Data analysis is the combination of humans asking the right questions along with having the tools to answer them. So more people asking means more ‘right questions’ and, hopefully, more ‘right answers’. Data scientists should work closely with different types of employees – including senior managers, analysts, customer services and marketing managers – to answer business related questions. A data-driven business should cater for the needs of both data scientists who want to operate at a lower level and managers who want a higher level overview. Data analytics should act as a glue that binds different departments and seniorities together, positively blurring the lines between what is technical and what is business-focused. Cloud computing has catalysed this process by unburdening IT teams from having to deploy and maintain applications.
The missing piece is visionary leadership. McKinsey predicts that by 2018 there will be a shortage of 140,000 to 190,000 people with analytical experience and a staggering 1.5 million shortage of managers with adequate skills to make critical big data decisions. Hiring a couple of PhDs will reap a few rewards, but without direction and support from the top, the highly paid data scientists may end up being glorified (and overpaid) analysts, who make a few SQL queries followed by the odd Tableau visualisation. Management needs to clearly define the key business questions that need to be answered and create roadmaps for the medium to long term – showing what software needs to be built or bought, and who needs to be hired along the way.

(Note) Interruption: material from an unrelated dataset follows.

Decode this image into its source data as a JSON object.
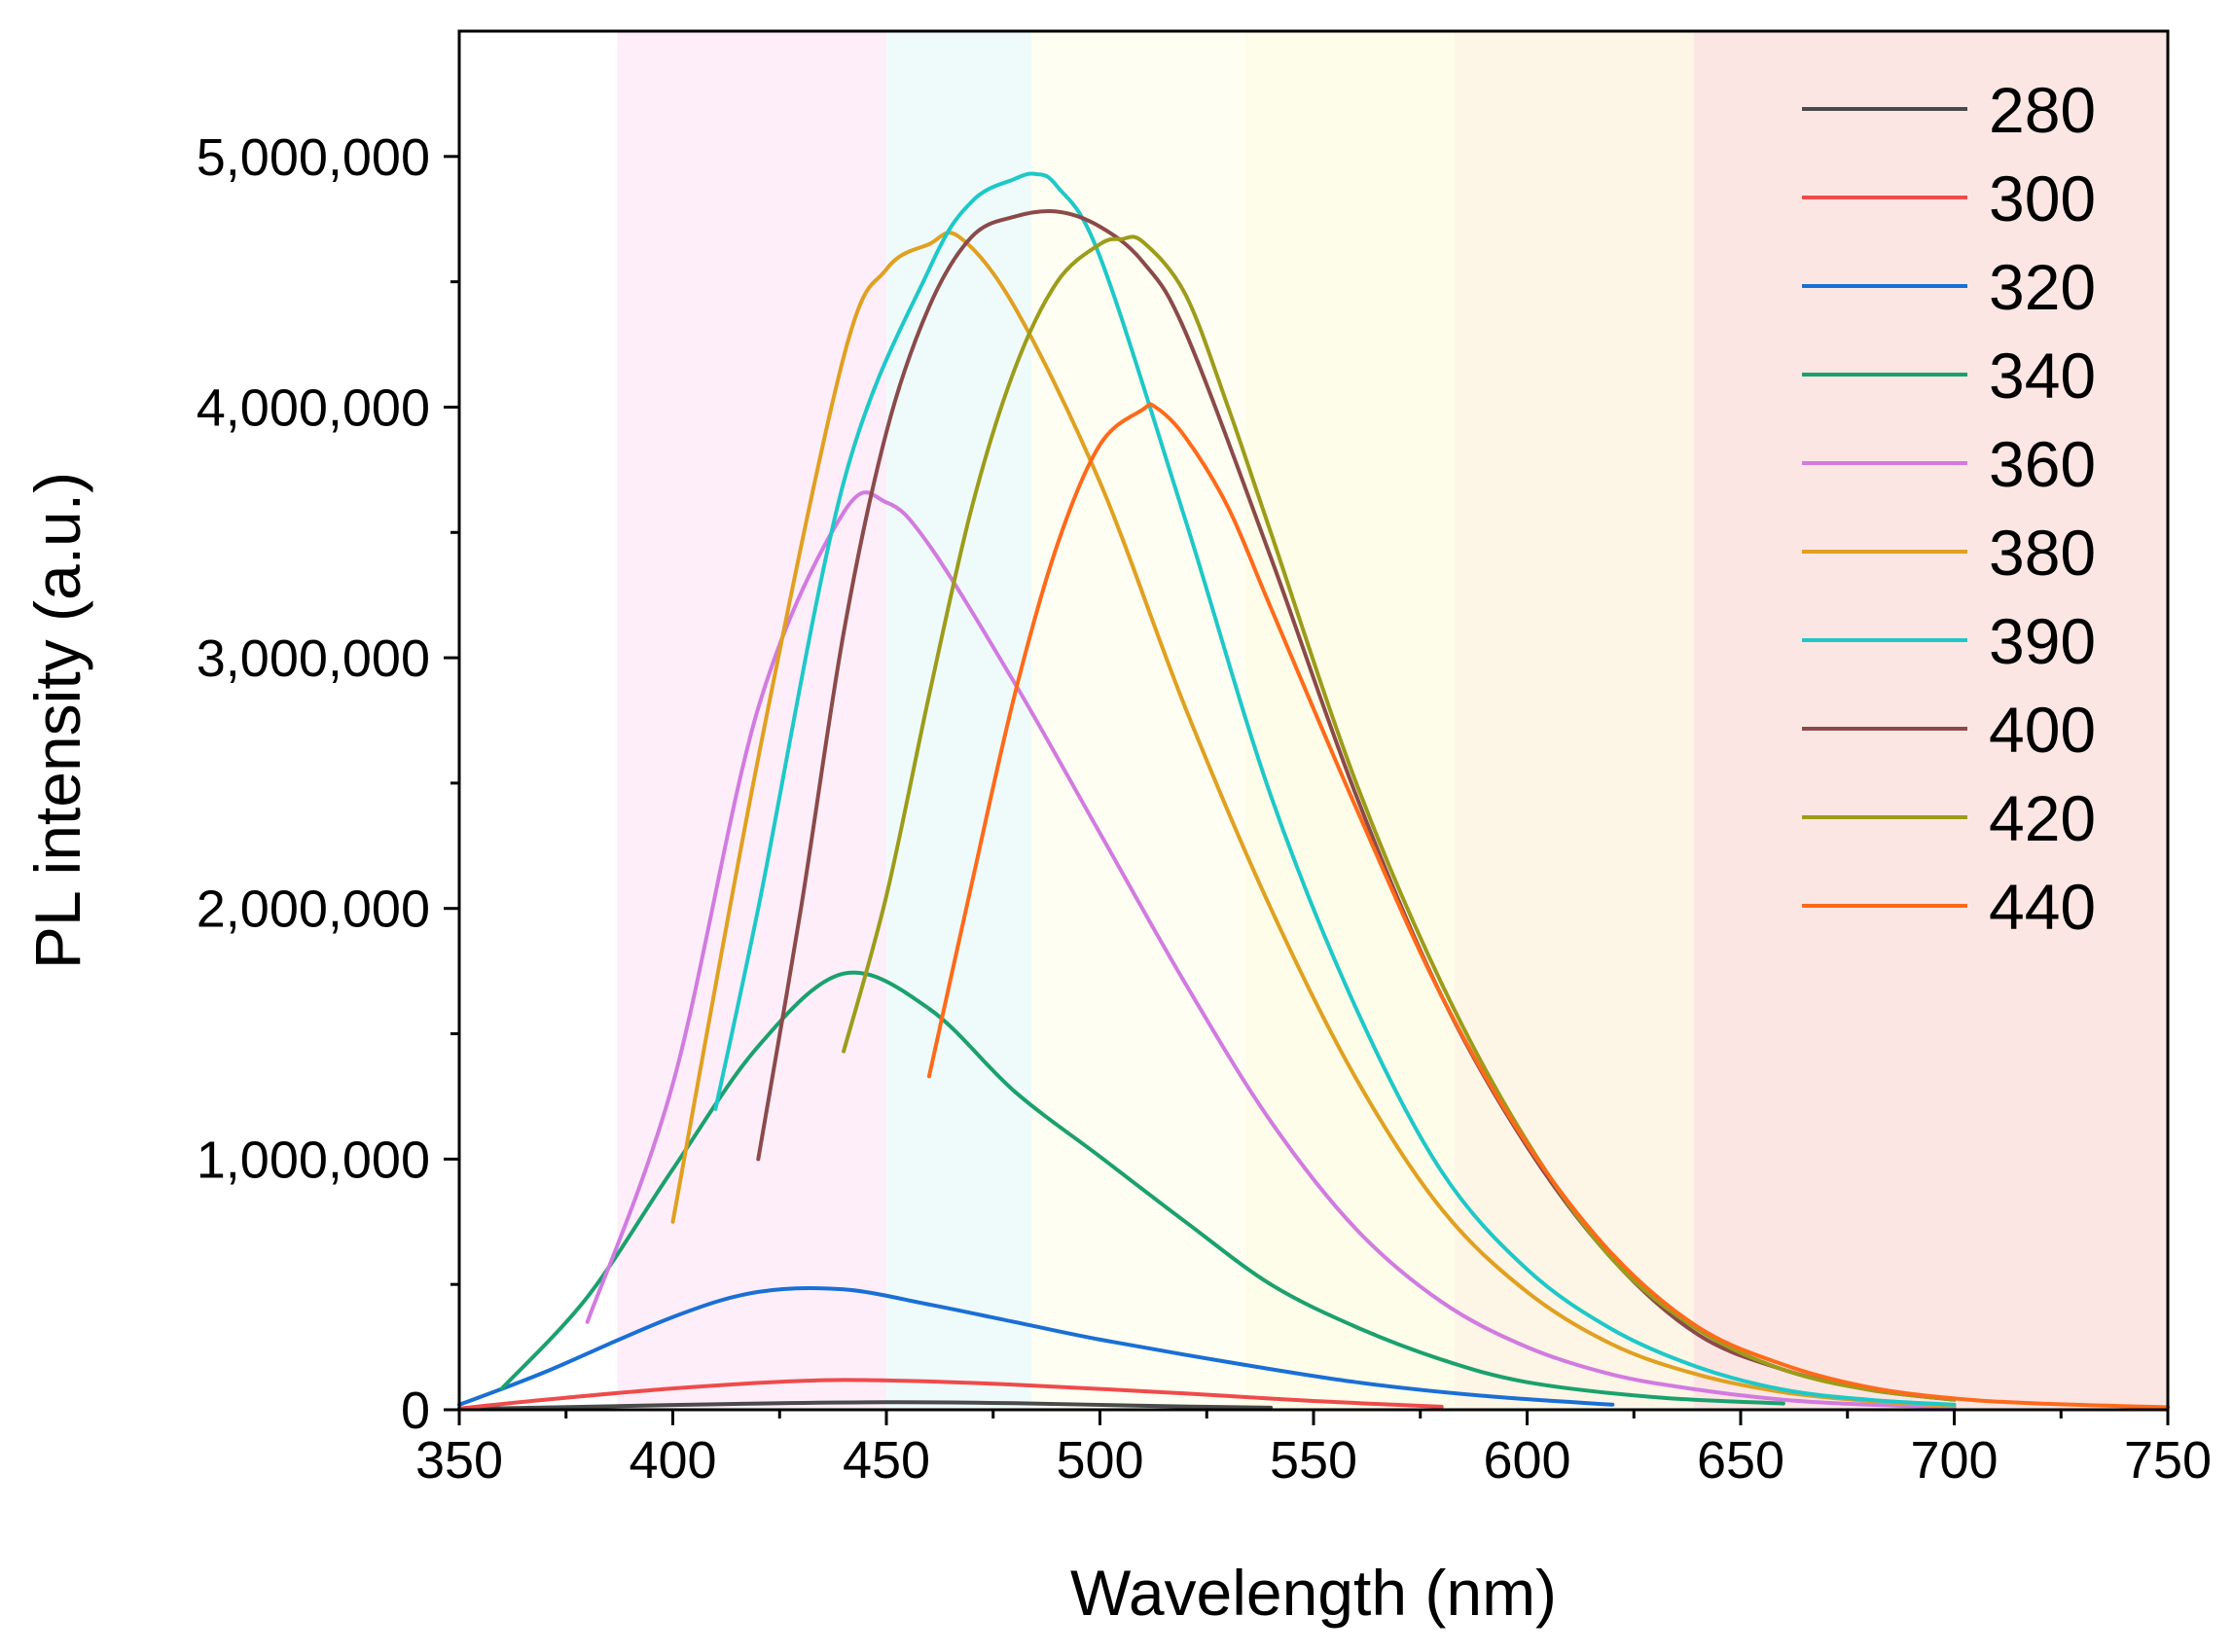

Getting that management and environment factor right will be crucial to getting the best out of and retaining data scientists. Along with the right technology, it also means maximizing the potential of the existing data science team, rather than having to go through the difficult, expensive process of expanding it.
But will software eventually eat data scientists?
Will there be a time when data scientists are simply no longer needed? A lot of the legwork has already been automated. The big data pipeline, which has been historically fragmented, is consolidating. More and more software companies are offering all-in-one platforms to collect, pre-process and store data; and write and deploy algorithms. Many applications even allow users to train and run a complex machine learning model without writing a line of code.
However, human intuition is still regarded as a necessary component in designing machine learning algorithms, particularly in ‘feature engineering’, which is extracting key variables from a set of data to use in an algorithm. Let’s say we are predicting customer churn. The important feature may not be the dates when a customer joins and unsubscribes but the time span in between. Tasks like these (which some put down to the imprecise notion of creativity) are difficult for a machine to do.
Data scientists need not worry; you won’t be replaced any time soon. But, like most activities in the workplace, data analysis will inevitably be replaced by software in the age of artificial intelligence. In the meantime though, data scientists will only get more important for a while yet.